Building Understandable Messaging for Policy and Evidence Review (BUMPER) with AI
- URL: http://arxiv.org/abs/2407.12812v1
- Date: Thu, 27 Jun 2024 05:03:03 GMT
- Title: Building Understandable Messaging for Policy and Evidence Review (BUMPER) with AI
- Authors: Katherine A. Rosenfeld, Maike Sonnewald, Sonia J. Jindal, Kevin A. McCarthy, Joshua L. Proctor,
- Abstract summary: We introduce a framework for the use of large language models (LLMs) in Building Understandable Messaging for Policy and Evidence Review (BUMPER)
LLMs are capable of providing interfaces for understanding and synthesizing large databases of diverse media.
We argue that this framework can facilitate accessibility of and confidence in scientific evidence for policymakers.
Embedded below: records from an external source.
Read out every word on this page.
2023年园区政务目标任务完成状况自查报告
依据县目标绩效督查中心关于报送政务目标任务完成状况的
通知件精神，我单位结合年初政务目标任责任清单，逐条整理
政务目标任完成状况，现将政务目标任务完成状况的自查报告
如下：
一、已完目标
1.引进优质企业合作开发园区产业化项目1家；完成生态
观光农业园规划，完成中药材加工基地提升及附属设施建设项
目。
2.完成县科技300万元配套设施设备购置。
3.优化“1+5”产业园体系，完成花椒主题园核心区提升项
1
- Score: 0.3495246564946556
- License: http://creativecommons.org/licenses/by/4.0/
- Abstract: We introduce a framework for the use of large language models (LLMs) in Building Understandable Messaging for Policy and Evidence Review (BUMPER). LLMs are proving capable of providing interfaces for understanding and synthesizing large databases of diverse media. This presents an exciting opportunity to supercharge the translation of scientific evidence into policy and action, thereby improving livelihoods around the world. However, these models also pose challenges related to access, trust-worthiness, and accountability. The BUMPER framework is built atop a scientific knowledge base (e.g., documentation, code, survey data) by the same scientists (e.g., individual contributor, lab, consortium). We focus on a solution that builds trustworthiness through transparency, scope-limiting, explicit-checks, and uncertainty measures. LLMs are rapidly being adopted and consequences are poorly understood. The framework addresses open questions regarding the reliability of LLMs and their use in high-stakes applications. We provide a worked example in health policy for a model designed to inform measles control programs. We argue that this framework can facilitate accessibility of and confidence in scientific evidence for policymakers, drive a focus on policy-relevance and translatability for researchers, and ultimately increase and accelerate the impact of scientific knowledge used for policy decisions.